Vibrant summer salad
Recipe serves two

  • 80g (approx) salad leaves. I use a salad mix from Sainsbury’s called Sweet Crimson Basil, which includes, yes, basil, but also edible flowers and looks and tastes sprightly and pretty. If you can’t get hold of this, I suggest a mix which is slightly peppery and has some bite, maybe with watercress or rocket.
  • 150g sweet baby peppers
  • 100g fine asparagus
  • 1/2 tsp olive oil
  • 2 TBS lemon juice
  • 60g low fat cheese, crumbled, torn, or finely chopped (optional) – I’ve used both lighter mozzarella and salad cheese
  1. Preheat oven to 200C. Place the whole baby peppers on a baking tray (you dpon’t need oil). Bake for 20 minutes or so, until they are softening and their skins just starting to blacken.
  2. Trim the ends of the baby asparagus and rub with the half teaspoon of olive oil. Add to the tray of peppers and roast for an additional ten minutes.
  3. Let cool slightly until you can handle the roast peppers. Remove the stems and cut the peppers into strips – I cut them into about six ribbons per pepper but this may depend on their size.
  4. Combine the salad leaves, pepper strips and asparagus. Toss the lemon juice through the salad.
  5. Add the cheese and toss to combine.
  6. Divide the salad over two plates. It is undeniably a light meal and, if unaccompanied by anything else, I would suggest it for lunch rather than dinner. But I have eaten it for dinner, as noted above, and it has filled me up.

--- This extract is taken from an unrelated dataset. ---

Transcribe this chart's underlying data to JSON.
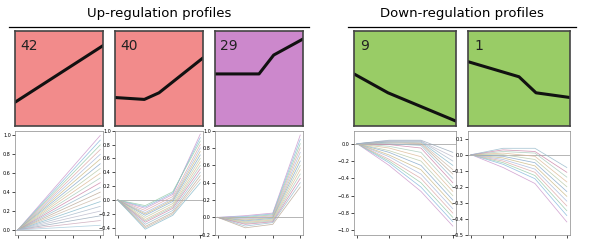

Calories: about 110 per serving, without cheese. 30g of low fat cheese might add around 50 calories extra. The first time I made this I used only 15g.

For sharing with your non-dieting partner or friend: I split the salad leaves, asparagus and pepper strips over two plates or bowls. I add 1 TBS of lemon juice to my plate. For my boyfriend, I then make a traditional olive oil and lemon juice dressing (usually 3-4 parts oil to 1 of acid – lemon in this case) and pour it over his plate. I portion out 30g of the low fat cheese onto my plate and add as much as looks generous and delicious onto his. You could always throw in some chicken and/or pitta bread for them, too (my boyfriend is quite a light eater and he was happy with the salad on its own the first time I made it).